Öte yandan tahvillerin, belli bir vadede belli bir getiriyi vadeden borçlanma araçları olduğu düşünüldüğünde, aynı vadede hisse senetlerinin ne kadar getiri vadettiği de önemlidir. Burada “daha yüksek getiri” vadeden yatırım enstrümanı lehine ağırlık artırmak, daha doğru bir strateji olabilir.
Alternatif Yatırımlar Portföyde Nasıl Yer Alır?

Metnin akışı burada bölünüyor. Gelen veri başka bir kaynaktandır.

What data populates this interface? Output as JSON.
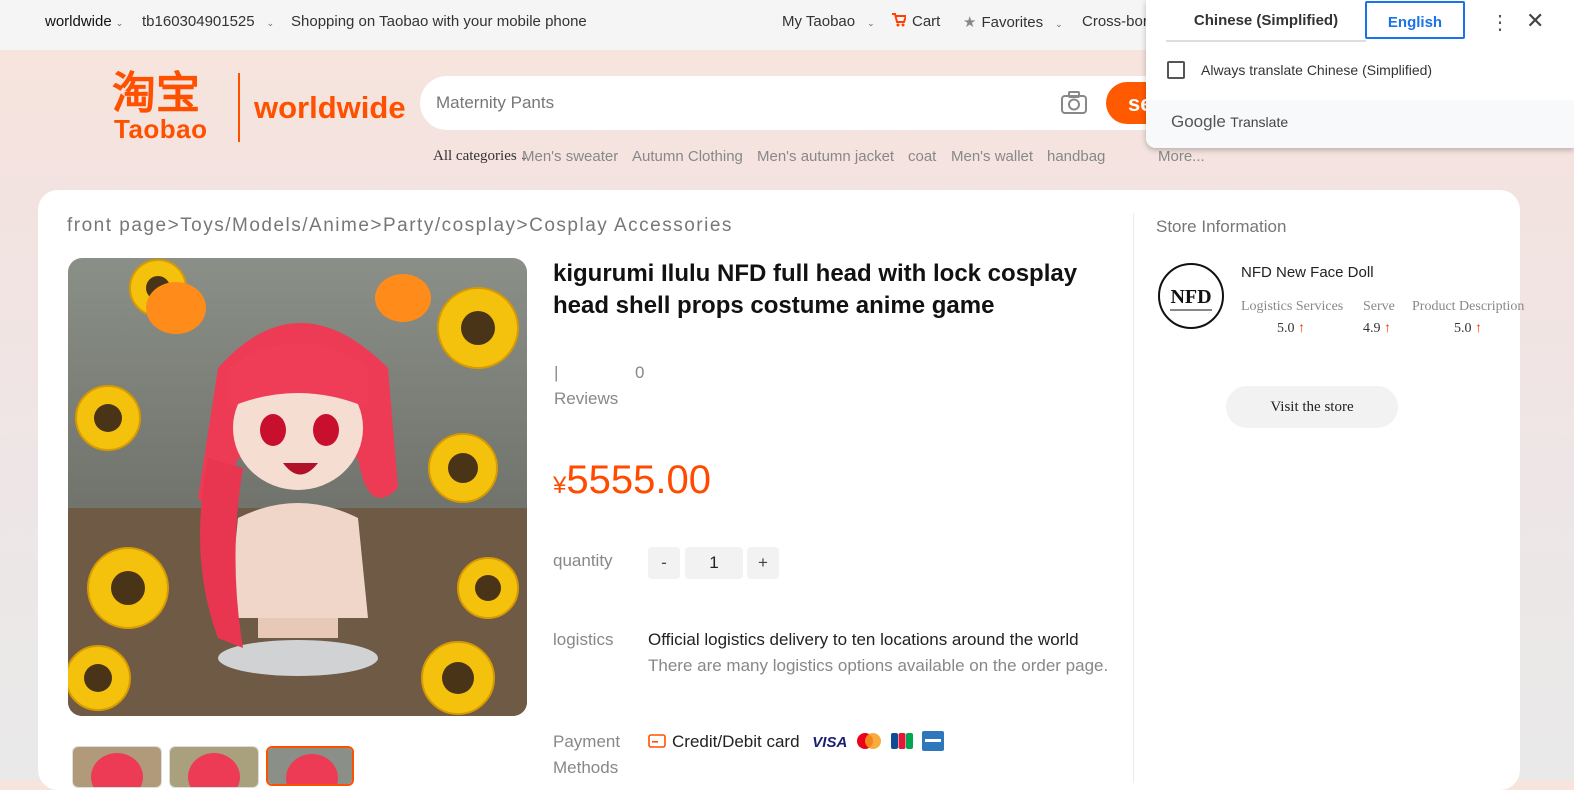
{
  "topbar": {
    "region": "worldwide",
    "account": "tb160304901525",
    "mobile_link": "Shopping on Taobao with your mobile phone",
    "my_taobao": "My Taobao",
    "cart": "Cart",
    "favorites": "Favorites",
    "cross_border": "Cross-bor"
  },
  "header": {
    "logo_cn": "淘宝",
    "logo_en": "Taobao",
    "logo_worldwide": "worldwide",
    "search_placeholder": "Maternity Pants",
    "search_button": "sea",
    "all_categories": "All categories",
    "categories": [
      "Men's sweater",
      "Autumn Clothing",
      "Men's autumn jacket",
      "coat",
      "Men's wallet",
      "handbag",
      "More..."
    ]
  },
  "breadcrumb": "front page>Toys/Models/Anime>Party/cosplay>Cosplay Accessories",
  "product": {
    "title": "kigurumi Ilulu NFD full head with lock cosplay head shell props costume anime game",
    "reviews_sep": "|",
    "reviews_count": "0",
    "reviews_label": "Reviews",
    "currency": "¥",
    "price": "5555.00",
    "quantity_label": "quantity",
    "qty_minus": "-",
    "qty_value": "1",
    "qty_plus": "+",
    "logistics_label": "logistics",
    "logistics_line1": "Official logistics delivery to ten locations around the world",
    "logistics_line2": "There are many logistics options available on the order page.",
    "payment_label": "Payment Methods",
    "payment_text": "Credit/Debit card",
    "card_brands": [
      "VISA",
      "mastercard",
      "JCB",
      "AMEX"
    ]
  },
  "store": {
    "heading": "Store Information",
    "logo_text": "NFD",
    "name": "NFD New Face Doll",
    "metrics": [
      {
        "label": "Logistics Services",
        "value": "5.0"
      },
      {
        "label": "Serve",
        "value": "4.9"
      },
      {
        "label": "Product Description",
        "value": "5.0"
      }
    ],
    "visit_button": "Visit the store"
  },
  "translate": {
    "tab_source": "Chinese (Simplified)",
    "tab_target": "English",
    "always_translate": "Always translate Chinese (Simplified)",
    "brand_google": "Google",
    "brand_translate": "Translate"
  },
  "colors": {
    "accent": "#ff5000",
    "price": "#ff4a00",
    "translate_blue": "#1a73e8"
  }
}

Alternatif ürünlerin ‘bir sepet’ halinde portföylerde yer alması, bugün yatırım fonları kanalıyla da mümkün olabilmektedir. Fonlar bu yatırımları tek bir portföyde, her bir ürüne “farklı ağırlık” vererek yapmaktadır.
Örneğin;
-Yüzde 30 borsa,
-Yüzde 30 tahvil,
-Yüzde 20 döviz,
-Yüzde 20 altın gibi… toplamda bir bütün içinde farklı ağırlıklar olabilmektedir.
***
Portföylerde alternatif yatırımlara yer açarken, geleceğe dair piyasa beklentileri önemlidir. Birkaç örnekle açıklamak gerekirse;
-Faizlerde düşüş dönemi başlayacaksa; portföylerde yavaş yavaş hisse senetlerine daha fazla yer açma vakti gelmiş olabilir.

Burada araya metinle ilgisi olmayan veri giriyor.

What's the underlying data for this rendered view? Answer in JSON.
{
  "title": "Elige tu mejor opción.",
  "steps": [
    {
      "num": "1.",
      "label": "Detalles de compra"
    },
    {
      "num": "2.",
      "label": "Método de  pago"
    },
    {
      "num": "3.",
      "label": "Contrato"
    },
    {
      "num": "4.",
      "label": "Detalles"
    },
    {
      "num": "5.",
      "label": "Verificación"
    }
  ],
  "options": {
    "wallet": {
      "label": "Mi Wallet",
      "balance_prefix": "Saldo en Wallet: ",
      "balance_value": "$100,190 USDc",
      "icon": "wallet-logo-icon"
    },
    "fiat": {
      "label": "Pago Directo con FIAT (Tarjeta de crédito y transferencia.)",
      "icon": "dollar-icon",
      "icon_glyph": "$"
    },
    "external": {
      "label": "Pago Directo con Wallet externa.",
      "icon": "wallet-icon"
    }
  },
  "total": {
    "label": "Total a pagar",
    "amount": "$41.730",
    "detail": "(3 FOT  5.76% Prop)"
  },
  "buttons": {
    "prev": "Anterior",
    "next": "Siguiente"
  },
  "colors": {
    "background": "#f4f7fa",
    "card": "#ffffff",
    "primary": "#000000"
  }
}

-Enflasyonda düşüş beklentileri yüksekse; tahvil faizlerinde de gerileme başlaması muhtemeldir ve devlet tahvili/hazine bonosu gibi enstrümanlar düşünülebilir.
- ABD’de faiz oranlarının yükselmesi ya da düşmesi; pariteler ve emtialarla genellikle ters orantılı çalışır. ABD dolarının güç kaybettiği dönemlerde altında yükselişler yaşanabilir.
- Çin’den gelebilecek büyük teşvikler ve Çin ekonomisinin büyümesi, endüstriyel emtialarda yükselişi tetikleyebilir.
Bütün bu dengeler alternatif yatırımların portföyde nasıl yer alması konusunda önemli ip uçları vermektedir.